In the first public hearings since the Boston attacks, members of Congress tried to figure out how events such as the attempted Times Square car bombing and the Fort Hood shooting occurred, and how to prevent them from happening again.
Officials say intelligence failures and a lack of information sharing among law enforcement agencies led to the September 11th attacks, so it was fitting that the man who led New York City through the attacks, former Mayor Rudolph Giuliani, was among the witnesses testifying before the House Homeland Security Committee.
Giuliani identified the new terror threat facing the U.S. as individual Muslim extremists, and he was direct in suggesting how to confront it.
"In order to confront this threat effectively, we have to purge ourselves of the practice of political correctness when it goes so far that it interferes with our rational and intellectually honest analysis of the identifying characteristics that help us discover these killers in advance," Giuliani said.
During the hearing, committee members accused the FBI of stonewalling their investigation. Their conspicuous absence was criticized by Texas Rep. Michael McCaul, the committee's chairman.
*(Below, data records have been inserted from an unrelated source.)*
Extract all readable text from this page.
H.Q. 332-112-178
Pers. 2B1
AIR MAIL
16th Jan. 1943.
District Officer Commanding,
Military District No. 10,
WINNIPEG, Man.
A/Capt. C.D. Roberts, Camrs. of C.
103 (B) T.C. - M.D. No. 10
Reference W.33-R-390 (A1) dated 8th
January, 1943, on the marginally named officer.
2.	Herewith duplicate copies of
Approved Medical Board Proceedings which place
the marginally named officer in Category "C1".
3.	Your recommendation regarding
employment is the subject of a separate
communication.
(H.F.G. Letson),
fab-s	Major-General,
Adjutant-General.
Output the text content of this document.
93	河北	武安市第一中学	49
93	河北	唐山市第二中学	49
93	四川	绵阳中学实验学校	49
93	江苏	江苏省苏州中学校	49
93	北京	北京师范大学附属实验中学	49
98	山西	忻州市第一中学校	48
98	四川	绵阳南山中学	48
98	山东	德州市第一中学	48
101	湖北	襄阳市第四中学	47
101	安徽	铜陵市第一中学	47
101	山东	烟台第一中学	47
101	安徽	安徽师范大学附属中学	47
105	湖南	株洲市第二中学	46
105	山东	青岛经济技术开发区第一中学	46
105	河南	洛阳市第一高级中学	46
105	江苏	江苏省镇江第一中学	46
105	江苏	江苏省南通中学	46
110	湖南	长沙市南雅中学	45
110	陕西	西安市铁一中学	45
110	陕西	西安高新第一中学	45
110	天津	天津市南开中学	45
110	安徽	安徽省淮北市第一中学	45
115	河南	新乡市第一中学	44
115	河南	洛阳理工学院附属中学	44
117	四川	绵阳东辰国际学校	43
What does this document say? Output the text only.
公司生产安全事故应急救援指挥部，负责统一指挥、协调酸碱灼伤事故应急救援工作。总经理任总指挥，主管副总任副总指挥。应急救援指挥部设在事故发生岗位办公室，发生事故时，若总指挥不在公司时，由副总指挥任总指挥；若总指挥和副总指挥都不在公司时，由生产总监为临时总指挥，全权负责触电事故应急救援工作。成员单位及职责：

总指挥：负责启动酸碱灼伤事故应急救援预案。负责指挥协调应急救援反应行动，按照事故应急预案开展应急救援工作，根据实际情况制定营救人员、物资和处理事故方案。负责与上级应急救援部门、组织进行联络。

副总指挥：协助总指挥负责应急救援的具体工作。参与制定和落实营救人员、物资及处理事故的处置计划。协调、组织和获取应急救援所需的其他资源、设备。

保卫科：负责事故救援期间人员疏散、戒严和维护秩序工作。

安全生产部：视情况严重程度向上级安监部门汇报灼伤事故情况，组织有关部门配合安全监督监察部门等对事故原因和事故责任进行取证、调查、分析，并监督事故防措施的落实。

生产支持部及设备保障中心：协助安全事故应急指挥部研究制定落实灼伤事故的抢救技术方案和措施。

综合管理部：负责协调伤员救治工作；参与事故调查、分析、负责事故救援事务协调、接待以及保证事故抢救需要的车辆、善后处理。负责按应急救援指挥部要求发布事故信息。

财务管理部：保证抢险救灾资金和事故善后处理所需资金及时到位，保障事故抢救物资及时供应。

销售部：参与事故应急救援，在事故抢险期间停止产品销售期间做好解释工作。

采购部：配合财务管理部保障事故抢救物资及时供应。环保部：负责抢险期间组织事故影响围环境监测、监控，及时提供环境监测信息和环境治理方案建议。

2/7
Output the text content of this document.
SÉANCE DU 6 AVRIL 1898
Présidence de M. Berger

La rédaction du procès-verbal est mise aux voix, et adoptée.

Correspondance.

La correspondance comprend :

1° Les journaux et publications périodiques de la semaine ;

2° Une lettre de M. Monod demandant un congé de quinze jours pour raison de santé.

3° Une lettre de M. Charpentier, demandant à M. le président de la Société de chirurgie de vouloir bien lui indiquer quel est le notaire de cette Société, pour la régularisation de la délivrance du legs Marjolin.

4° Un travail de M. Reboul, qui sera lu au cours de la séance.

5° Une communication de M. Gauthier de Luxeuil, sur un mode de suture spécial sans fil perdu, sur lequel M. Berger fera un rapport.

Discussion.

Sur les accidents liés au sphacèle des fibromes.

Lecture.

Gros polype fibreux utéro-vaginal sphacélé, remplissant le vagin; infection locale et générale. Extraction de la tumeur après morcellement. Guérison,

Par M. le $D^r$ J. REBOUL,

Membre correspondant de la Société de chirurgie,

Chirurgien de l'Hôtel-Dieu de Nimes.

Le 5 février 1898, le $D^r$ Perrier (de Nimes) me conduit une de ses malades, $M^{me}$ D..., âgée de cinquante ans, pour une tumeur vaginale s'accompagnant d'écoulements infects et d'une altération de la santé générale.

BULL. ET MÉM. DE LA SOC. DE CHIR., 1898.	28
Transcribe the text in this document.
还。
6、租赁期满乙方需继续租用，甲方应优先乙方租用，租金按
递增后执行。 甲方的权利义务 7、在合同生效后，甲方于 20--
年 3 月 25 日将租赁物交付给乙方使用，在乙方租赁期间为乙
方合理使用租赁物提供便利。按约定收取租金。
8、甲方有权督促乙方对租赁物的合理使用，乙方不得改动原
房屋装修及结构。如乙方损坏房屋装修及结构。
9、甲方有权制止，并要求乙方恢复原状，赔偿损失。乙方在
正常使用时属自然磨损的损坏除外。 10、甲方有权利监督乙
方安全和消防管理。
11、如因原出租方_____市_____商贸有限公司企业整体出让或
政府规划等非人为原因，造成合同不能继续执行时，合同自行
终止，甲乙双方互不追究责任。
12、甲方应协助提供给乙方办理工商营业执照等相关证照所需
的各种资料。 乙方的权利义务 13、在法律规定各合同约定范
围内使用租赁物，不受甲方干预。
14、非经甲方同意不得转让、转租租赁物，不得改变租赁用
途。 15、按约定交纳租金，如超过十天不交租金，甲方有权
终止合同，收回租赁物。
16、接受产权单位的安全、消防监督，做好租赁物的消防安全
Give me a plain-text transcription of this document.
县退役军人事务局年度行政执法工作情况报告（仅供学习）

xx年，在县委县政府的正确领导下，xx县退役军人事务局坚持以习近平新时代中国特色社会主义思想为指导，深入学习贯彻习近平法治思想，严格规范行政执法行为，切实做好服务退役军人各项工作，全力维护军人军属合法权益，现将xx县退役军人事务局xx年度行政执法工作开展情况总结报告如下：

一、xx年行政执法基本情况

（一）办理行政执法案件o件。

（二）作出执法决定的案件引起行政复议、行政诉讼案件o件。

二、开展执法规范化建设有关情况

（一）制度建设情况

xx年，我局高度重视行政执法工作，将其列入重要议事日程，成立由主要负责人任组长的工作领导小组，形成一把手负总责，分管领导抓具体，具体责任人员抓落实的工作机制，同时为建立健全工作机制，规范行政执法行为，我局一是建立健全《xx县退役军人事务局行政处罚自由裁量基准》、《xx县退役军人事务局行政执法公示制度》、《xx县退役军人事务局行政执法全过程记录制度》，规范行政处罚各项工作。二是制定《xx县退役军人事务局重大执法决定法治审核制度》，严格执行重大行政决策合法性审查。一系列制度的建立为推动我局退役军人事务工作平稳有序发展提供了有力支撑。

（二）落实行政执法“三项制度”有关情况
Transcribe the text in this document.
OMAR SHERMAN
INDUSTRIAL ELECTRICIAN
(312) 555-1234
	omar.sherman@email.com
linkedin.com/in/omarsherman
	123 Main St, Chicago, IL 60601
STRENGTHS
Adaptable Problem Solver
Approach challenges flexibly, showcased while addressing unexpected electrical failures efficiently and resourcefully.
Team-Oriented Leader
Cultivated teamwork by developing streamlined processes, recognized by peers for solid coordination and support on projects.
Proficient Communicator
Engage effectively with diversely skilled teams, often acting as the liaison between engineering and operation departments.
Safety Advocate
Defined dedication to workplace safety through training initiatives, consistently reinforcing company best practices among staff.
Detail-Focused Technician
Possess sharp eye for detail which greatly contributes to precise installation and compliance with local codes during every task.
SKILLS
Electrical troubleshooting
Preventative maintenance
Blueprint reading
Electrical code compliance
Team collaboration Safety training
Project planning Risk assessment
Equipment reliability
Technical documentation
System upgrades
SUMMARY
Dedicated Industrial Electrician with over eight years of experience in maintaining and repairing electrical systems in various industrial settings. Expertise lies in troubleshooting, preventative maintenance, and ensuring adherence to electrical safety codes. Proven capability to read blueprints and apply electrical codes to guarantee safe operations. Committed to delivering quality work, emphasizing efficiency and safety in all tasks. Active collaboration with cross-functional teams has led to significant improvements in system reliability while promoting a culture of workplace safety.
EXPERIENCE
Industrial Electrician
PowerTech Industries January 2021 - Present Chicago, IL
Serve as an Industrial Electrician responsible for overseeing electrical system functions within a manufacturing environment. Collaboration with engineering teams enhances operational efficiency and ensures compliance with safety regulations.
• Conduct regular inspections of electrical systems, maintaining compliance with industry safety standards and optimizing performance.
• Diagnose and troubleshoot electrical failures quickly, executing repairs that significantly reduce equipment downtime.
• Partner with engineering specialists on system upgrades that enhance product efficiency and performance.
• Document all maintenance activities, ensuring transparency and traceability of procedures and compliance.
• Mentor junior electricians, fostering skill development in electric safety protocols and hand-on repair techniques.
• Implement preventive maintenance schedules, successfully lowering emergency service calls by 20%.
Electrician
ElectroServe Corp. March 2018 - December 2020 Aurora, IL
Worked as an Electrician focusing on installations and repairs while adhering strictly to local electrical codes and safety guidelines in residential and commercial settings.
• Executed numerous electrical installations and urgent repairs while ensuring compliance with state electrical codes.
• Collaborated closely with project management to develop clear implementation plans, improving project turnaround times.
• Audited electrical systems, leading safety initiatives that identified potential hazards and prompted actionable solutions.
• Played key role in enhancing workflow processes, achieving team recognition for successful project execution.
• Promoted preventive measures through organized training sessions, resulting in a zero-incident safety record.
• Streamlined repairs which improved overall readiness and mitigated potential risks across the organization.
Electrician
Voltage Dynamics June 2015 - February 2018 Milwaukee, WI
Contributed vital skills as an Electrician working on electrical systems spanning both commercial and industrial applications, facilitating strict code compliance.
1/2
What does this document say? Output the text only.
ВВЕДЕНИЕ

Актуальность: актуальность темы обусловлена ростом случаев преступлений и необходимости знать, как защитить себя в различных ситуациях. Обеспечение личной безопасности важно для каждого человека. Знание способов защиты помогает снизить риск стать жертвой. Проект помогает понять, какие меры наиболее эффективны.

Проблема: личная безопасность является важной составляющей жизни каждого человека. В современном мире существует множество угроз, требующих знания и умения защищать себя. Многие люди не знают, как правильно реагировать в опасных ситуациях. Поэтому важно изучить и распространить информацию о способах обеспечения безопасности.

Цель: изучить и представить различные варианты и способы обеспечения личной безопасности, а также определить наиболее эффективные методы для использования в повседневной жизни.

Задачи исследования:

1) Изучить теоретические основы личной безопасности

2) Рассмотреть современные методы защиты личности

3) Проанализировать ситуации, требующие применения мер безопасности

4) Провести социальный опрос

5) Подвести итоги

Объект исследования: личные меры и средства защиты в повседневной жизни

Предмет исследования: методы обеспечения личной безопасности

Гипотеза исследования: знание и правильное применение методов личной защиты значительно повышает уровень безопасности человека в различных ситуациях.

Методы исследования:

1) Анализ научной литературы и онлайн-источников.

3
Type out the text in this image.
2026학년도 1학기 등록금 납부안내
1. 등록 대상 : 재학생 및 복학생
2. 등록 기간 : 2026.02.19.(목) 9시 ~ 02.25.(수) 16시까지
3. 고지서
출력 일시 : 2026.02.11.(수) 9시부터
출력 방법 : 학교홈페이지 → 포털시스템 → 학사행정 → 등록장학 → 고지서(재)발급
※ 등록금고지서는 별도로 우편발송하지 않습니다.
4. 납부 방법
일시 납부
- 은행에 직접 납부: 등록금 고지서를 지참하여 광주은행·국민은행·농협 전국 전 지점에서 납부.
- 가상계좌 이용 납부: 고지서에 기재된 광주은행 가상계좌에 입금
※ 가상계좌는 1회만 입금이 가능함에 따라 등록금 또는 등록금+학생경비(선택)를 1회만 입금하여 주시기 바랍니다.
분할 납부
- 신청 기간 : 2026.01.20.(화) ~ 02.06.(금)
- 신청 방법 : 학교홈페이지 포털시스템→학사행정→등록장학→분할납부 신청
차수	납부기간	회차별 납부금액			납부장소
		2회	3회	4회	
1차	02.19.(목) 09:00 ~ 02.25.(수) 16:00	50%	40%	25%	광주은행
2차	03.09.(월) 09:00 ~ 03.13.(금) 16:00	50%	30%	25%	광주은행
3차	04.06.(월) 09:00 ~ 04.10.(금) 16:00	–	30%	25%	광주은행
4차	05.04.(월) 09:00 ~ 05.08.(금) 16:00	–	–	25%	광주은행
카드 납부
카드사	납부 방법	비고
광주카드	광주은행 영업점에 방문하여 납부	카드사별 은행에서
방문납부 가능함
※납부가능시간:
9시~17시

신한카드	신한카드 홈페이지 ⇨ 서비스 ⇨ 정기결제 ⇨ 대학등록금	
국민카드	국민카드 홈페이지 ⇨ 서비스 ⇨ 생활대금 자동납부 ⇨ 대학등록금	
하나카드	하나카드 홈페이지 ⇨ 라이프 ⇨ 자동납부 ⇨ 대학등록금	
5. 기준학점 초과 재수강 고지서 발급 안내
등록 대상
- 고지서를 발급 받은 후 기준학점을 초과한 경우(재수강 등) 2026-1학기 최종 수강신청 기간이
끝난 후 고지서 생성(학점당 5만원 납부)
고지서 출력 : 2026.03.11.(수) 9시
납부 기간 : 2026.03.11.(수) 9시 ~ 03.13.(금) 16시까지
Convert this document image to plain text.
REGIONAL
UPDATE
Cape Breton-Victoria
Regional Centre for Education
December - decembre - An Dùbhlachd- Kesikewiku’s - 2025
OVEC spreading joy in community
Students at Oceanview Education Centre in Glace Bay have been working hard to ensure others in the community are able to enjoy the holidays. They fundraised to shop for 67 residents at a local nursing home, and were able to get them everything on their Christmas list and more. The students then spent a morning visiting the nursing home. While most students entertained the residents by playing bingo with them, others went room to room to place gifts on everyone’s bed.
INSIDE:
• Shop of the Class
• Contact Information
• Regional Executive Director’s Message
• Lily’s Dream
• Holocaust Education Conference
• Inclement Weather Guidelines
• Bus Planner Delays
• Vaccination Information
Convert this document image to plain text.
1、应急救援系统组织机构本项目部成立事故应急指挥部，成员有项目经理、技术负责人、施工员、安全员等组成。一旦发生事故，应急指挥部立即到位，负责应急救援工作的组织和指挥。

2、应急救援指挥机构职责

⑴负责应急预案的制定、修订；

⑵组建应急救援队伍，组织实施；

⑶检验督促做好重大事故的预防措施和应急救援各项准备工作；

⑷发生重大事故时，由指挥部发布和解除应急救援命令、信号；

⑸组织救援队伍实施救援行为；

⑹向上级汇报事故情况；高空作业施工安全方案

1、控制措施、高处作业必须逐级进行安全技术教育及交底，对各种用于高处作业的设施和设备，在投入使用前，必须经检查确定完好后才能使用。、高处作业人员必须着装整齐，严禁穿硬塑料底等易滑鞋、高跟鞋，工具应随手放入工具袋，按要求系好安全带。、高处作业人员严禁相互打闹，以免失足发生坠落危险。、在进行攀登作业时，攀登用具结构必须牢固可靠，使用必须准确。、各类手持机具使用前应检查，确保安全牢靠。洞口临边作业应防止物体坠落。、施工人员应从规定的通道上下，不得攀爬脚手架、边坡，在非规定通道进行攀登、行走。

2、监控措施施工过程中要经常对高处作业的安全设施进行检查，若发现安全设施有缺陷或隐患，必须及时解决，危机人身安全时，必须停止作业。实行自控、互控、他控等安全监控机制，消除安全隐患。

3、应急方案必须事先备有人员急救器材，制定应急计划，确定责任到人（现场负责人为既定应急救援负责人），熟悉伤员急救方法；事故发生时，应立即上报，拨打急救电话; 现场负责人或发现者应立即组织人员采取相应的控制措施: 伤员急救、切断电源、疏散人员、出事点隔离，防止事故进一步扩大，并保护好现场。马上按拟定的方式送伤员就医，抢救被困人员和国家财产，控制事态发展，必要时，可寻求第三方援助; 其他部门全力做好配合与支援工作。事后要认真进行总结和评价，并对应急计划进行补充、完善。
"What concerns me greatly is that the problem at the heart of preventing the Boston bombings, is the failure to share information, that that is being witnessed now in this very room," McCaul said. "The information requested by this Committee belongs to the American people. It does not belong solely to the FBI."
The FBI said that testifying could undermine its current case. Still, Giuliani and members of the committee suggested that Massachusetts authorities might have stopped the Boston bomb plot if the FBI had shared its concerns about one of the brothers accused in the Boston attack.
Among other suggestions, Giuliani said the FBI might be lacking manpower to pursue investigations.
"I also think it's a matter of resources," he said. "The FBI, as I pointed out earlier, is only 12, 13,000 agents. That is a very small law enforcement agency. If the FBI doesn't want to pursue it, and they can be honest about because they just don't have the resources to do it, which they don't, then they should turn it over to Philadelphia police or Boston police or the New York police."
In something of a coincidence, Wednesday's hearing came on the same day that Dzhokhar Tsarnaev was arraigned in a Massachusetts federal courthouse for his alleged role in the Boston attacks.